Whether his televised confession will help or hurt Armstrong's bruised reputation and his already-tenuous defense in at least two pending lawsuits, and possibly a third, remains to be seen. Either way, a story that seemed too good to be true — cancer survivor returns to win one of sport's most grueling events seven times in a row — was revealed to be just that.

Winfrey got right to the point, asking for yes-or-no answers to five questions.

Did Armstrong use banned substances? "Yes."

Did he use EPO? "Yes."

Did he do blood doping and transfusions? "Yes."

Did he use testosterone, cortisone and human growth hormone? "Yes."

Did he do it in all seven of his Tour wins? "Yes."

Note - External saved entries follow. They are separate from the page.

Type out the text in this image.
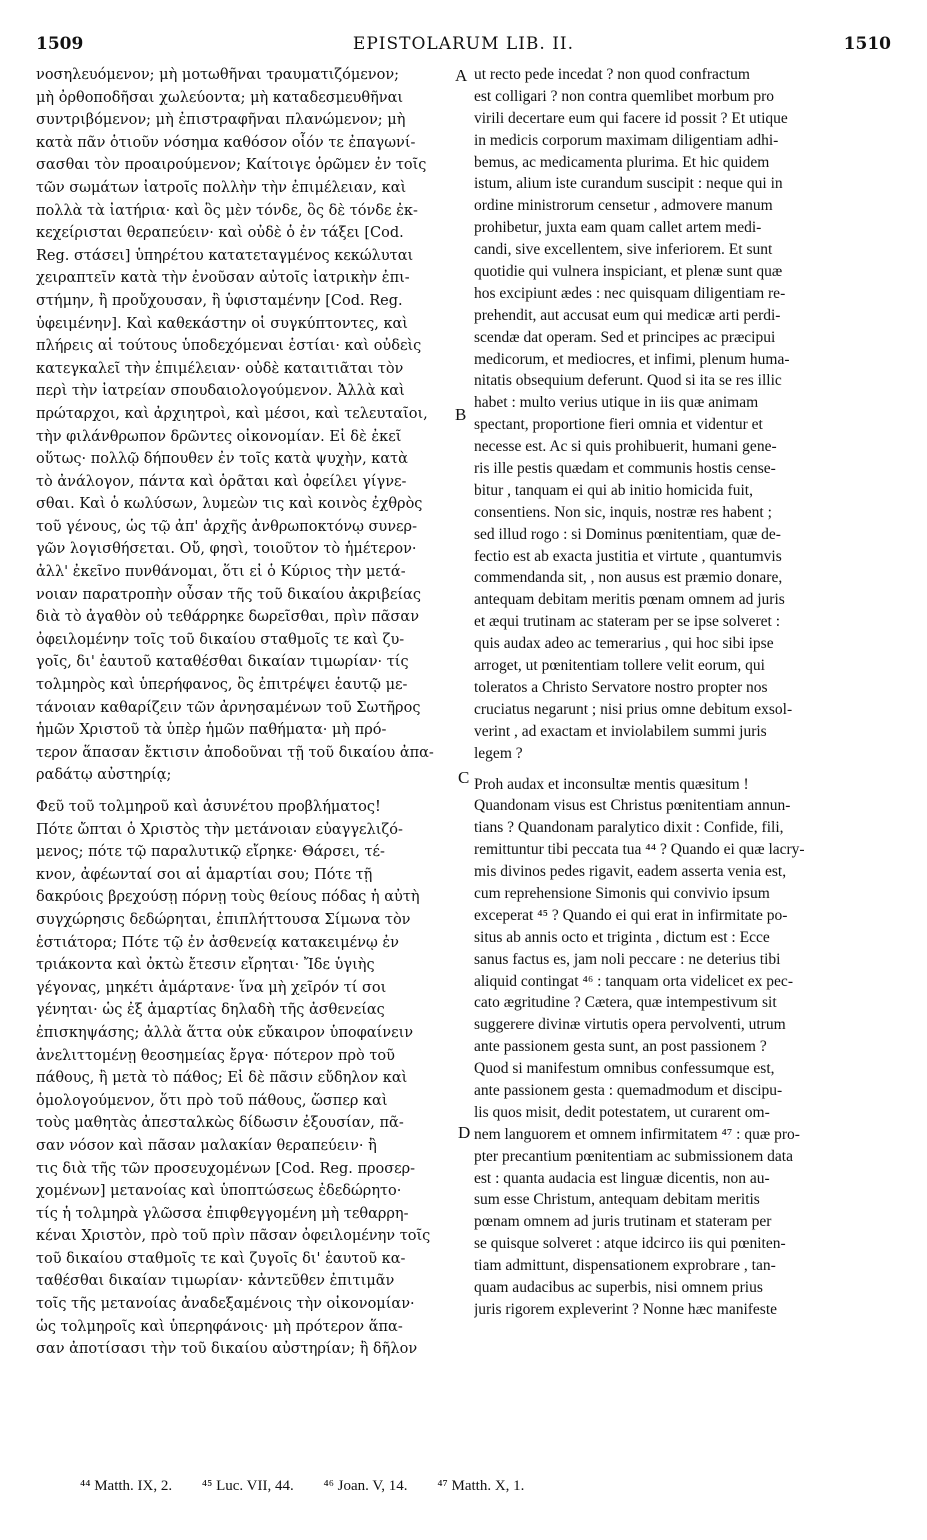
1509	EPISTOLARUM LIB. II.	1510
νοσηλευόμενον; μὴ μοτωθῆναι τραυματιζόμενον;
μὴ ὀρθοποδῆσαι χωλεύοντα; μὴ καταδεσμευθῆναι
συντριβόμενον; μὴ ἐπιστραφῆναι πλανώμενον; μὴ
κατὰ πᾶν ὁτιοῦν νόσημα καθόσον οἷόν τε ἐπαγωνί-
σασθαι τὸν προαιρούμενον; Καίτοιγε ὁρῶμεν ἐν τοῖς
τῶν σωμάτων ἰατροῖς πολλὴν τὴν ἐπιμέλειαν, καὶ
πολλὰ τὰ ἰατήρια· καὶ ὃς μὲν τόνδε, ὃς δὲ τόνδε ἐκ-
κεχείρισται θεραπεύειν· καὶ οὐδὲ ὁ ἐν τάξει [Cod.
Reg. στάσει] ὑπηρέτου κατατεταγμένος κεκώλυται
χειραπτεῖν κατὰ τὴν ἐνοῦσαν αὐτοῖς ἰατρικὴν ἐπι-
στήμην, ἢ προὔχουσαν, ἢ ὑφισταμένην [Cod. Reg.
ὑφειμένην]. Καὶ καθεκάστην οἱ συγκύπτοντες, καὶ
πλήρεις αἱ τούτους ὑποδεχόμεναι ἑστίαι· καὶ οὐδεὶς
κατεγκαλεῖ τὴν ἐπιμέλειαν· οὐδὲ καταιτιᾶται τὸν
περὶ τὴν ἰατρείαν σπουδαιολογούμενον. Ἀλλὰ καὶ
πρώταρχοι, καὶ ἀρχιητροὶ, καὶ μέσοι, καὶ τελευταῖοι,
τὴν φιλάνθρωπον δρῶντες οἰκονομίαν. Εἰ δὲ ἐκεῖ
οὕτως· πολλῷ δήπουθεν ἐν τοῖς κατὰ ψυχὴν, κατὰ
τὸ ἀνάλογον, πάντα καὶ ὁρᾶται καὶ ὀφείλει γίγνε-
σθαι. Καὶ ὁ κωλύσων, λυμεὼν τις καὶ κοινὸς ἐχθρὸς
τοῦ γένους, ὡς τῷ ἀπ' ἀρχῆς ἀνθρωποκτόνῳ συνερ-
γῶν λογισθήσεται. Οὔ, φησὶ, τοιοῦτον τὸ ἡμέτερον·
ἀλλ' ἐκεῖνο πυνθάνομαι, ὅτι εἰ ὁ Κύριος τὴν μετά-
νοιαν παρατροπὴν οὖσαν τῆς τοῦ δικαίου ἀκριβείας
διὰ τὸ ἀγαθὸν οὐ τεθάρρηκε δωρεῖσθαι, πρὶν πᾶσαν
ὀφειλομένην τοῖς τοῦ δικαίου σταθμοῖς τε καὶ ζυ-
γοῖς, δι' ἑαυτοῦ καταθέσθαι δικαίαν τιμωρίαν· τίς
τολμηρὸς καὶ ὑπερήφανος, ὃς ἐπιτρέψει ἑαυτῷ με-
τάνοιαν καθαρίζειν τῶν ἀρνησαμένων τοῦ Σωτῆρος
ἡμῶν Χριστοῦ τὰ ὑπὲρ ἡμῶν παθήματα· μὴ πρό-
τερον ἅπασαν ἔκτισιν ἀποδοῦναι τῇ τοῦ δικαίου ἀπα-
ραδάτῳ αὐστηρίᾳ;
Φεῦ τοῦ τολμηροῦ καὶ ἀσυνέτου προβλήματος!
Πότε ὤπται ὁ Χριστὸς τὴν μετάνοιαν εὐαγγελιζό-
μενος; πότε τῷ παραλυτικῷ εἴρηκε· Θάρσει, τέ-
κνον, ἀφέωνταί σοι αἱ ἁμαρτίαι σου; Πότε τῇ
δακρύοις βρεχούσῃ πόρνῃ τοὺς θείους πόδας ἡ αὐτὴ
συγχώρησις δεδώρηται, ἐπιπλήττουσα Σίμωνα τὸν
ἑστιάτορα; Πότε τῷ ἐν ἀσθενείᾳ κατακειμένῳ ἐν
τριάκοντα καὶ ὀκτὼ ἔτεσιν εἴρηται· Ἴδε ὑγιὴς
γέγονας, μηκέτι ἁμάρτανε· ἵνα μὴ χεῖρόν τί σοι
γένηται· ὡς ἐξ ἁμαρτίας δηλαδὴ τῆς ἀσθενείας
ἐπισκηψάσης; ἀλλὰ ἅττα οὐκ εὔκαιρον ὑποφαίνειν
ἀνελιττομένῃ θεοσημείας ἔργα· πότερον πρὸ τοῦ
πάθους, ἢ μετὰ τὸ πάθος; Εἰ δὲ πᾶσιν εὔδηλον καὶ
ὁμολογούμενον, ὅτι πρὸ τοῦ πάθους, ὥσπερ καὶ
τοὺς μαθητὰς ἀπεσταλκὼς δίδωσιν ἐξουσίαν, πᾶ-
σαν νόσον καὶ πᾶσαν μαλακίαν θεραπεύειν· ἢ
τις διὰ τῆς τῶν προσευχομένων [Cod. Reg. προσερ-
χομένων] μετανοίας καὶ ὑποπτώσεως ἐδεδώρητο·
τίς ἡ τολμηρὰ γλῶσσα ἐπιφθεγγομένη μὴ τεθαρρη-
κέναι Χριστὸν, πρὸ τοῦ πρὶν πᾶσαν ὀφειλομένην τοῖς
τοῦ δικαίου σταθμοῖς τε καὶ ζυγοῖς δι' ἑαυτοῦ κα-
ταθέσθαι δικαίαν τιμωρίαν· κἀντεῦθεν ἐπιτιμᾶν
τοῖς τῆς μετανοίας ἀναδεξαμένοις τὴν οἰκονομίαν·
ὡς τολμηροῖς καὶ ὑπερηφάνοις· μὴ πρότερον ἅπα-
σαν ἀποτίσασι τὴν τοῦ δικαίου αὐστηρίαν; ἢ δῆλον
ut recto pede incedat ? non quod confractum
est colligari ? non contra quemlibet morbum pro
virili decertare eum qui facere id possit ? Et utique
in medicis corporum maximam diligentiam adhi-
bemus, ac medicamenta plurima. Et hic quidem
istum, alium iste curandum suscipit : neque qui in
ordine ministrorum censetur , admovere manum
prohibetur, juxta eam quam callet artem medi-
candi, sive excellentem, sive inferiorem. Et sunt
quotidie qui vulnera inspiciant, et plenæ sunt quæ
hos excipiunt ædes : nec quisquam diligentiam re-
prehendit, aut accusat eum qui medicæ arti perdi-
scendæ dat operam. Sed et principes ac præcipui
medicorum, et mediocres, et infimi, plenum huma-
nitatis obsequium deferunt. Quod si ita se res illic
habet : multo verius utique in iis quæ animam
spectant, proportione fieri omnia et videntur et
necesse est. Ac si quis prohibuerit, humani gene-
ris ille pestis quædam et communis hostis cense-
bitur , tanquam ei qui ab initio homicida fuit,
consentiens. Non sic, inquis, nostræ res habent ;
sed illud rogo : si Dominus pœnitentiam, quæ de-
fectio est ab exacta justitia et virtute , quantumvis
commendanda sit, , non ausus est præmio donare,
antequam debitam meritis pœnam omnem ad juris
et æqui trutinam ac stateram per se ipse solveret :
quis audax adeo ac temerarius , qui hoc sibi ipse
arroget, ut pœnitentiam tollere velit eorum, qui
toleratos a Christo Servatore nostro propter nos
cruciatus negarunt ; nisi prius omne debitum exsol-
verint , ad exactam et inviolabilem summi juris
legem ?
Proh audax et inconsultæ mentis quæsitum !
Quandonam visus est Christus pœnitentiam annun-
tians ? Quandonam paralytico dixit : Confide, fili,
remittuntur tibi peccata tua ⁴⁴ ? Quando ei quæ lacry-
mis divinos pedes rigavit, eadem asserta venia est,
cum reprehensione Simonis qui convivio ipsum
exceperat ⁴⁵ ? Quando ei qui erat in infirmitate po-
situs ab annis octo et triginta , dictum est : Ecce
sanus factus es, jam noli peccare : ne deterius tibi
aliquid contingat ⁴⁶ : tanquam orta videlicet ex pec-
cato ægritudine ? Cætera, quæ intempestivum sit
suggerere divinæ virtutis opera pervolventi, utrum
ante passionem gesta sunt, an post passionem ?
Quod si manifestum omnibus confessumque est,
ante passionem gesta : quemadmodum et discipu-
lis quos misit, dedit potestatem, ut curarent om-
nem languorem et omnem infirmitatem ⁴⁷ : quæ pro-
pter precantium pœnitentiam ac submissionem data
est : quanta audacia est linguæ dicentis, non au-
sum esse Christum, antequam debitam meritis
pœnam omnem ad juris trutinam et stateram per
se quisque solveret : atque idcirco iis qui pœniten-
tiam admittunt, dispensationem exprobrare , tan-
quam audacibus ac superbis, nisi omnem prius
juris rigorem expleverint ? Nonne hæc manifeste
A
B
C
D
⁴⁴ Matth. IX, 2. ⁴⁵ Luc. VII, 44. ⁴⁶ Joan. V, 14. ⁴⁷ Matth. X, 1.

Along the way, Armstrong cast aside teammates who questioned his tactics, yet swore he raced clean and tried to silence anyone who said otherwise. Ruthless and rich enough to settle any score, no place seemed beyond his reach — courtrooms, the court of public opinion, even along the roads of his sport's most prestigious race.

That relentless pursuit was one of the things that Armstrong said he regretted most.

"It's a major flaw, and it's a guy who expected to get whatever he wanted and to control every outcome. And it's inexcusable. And when I say there are people who will hear this and never forgive me, I understand that. I do."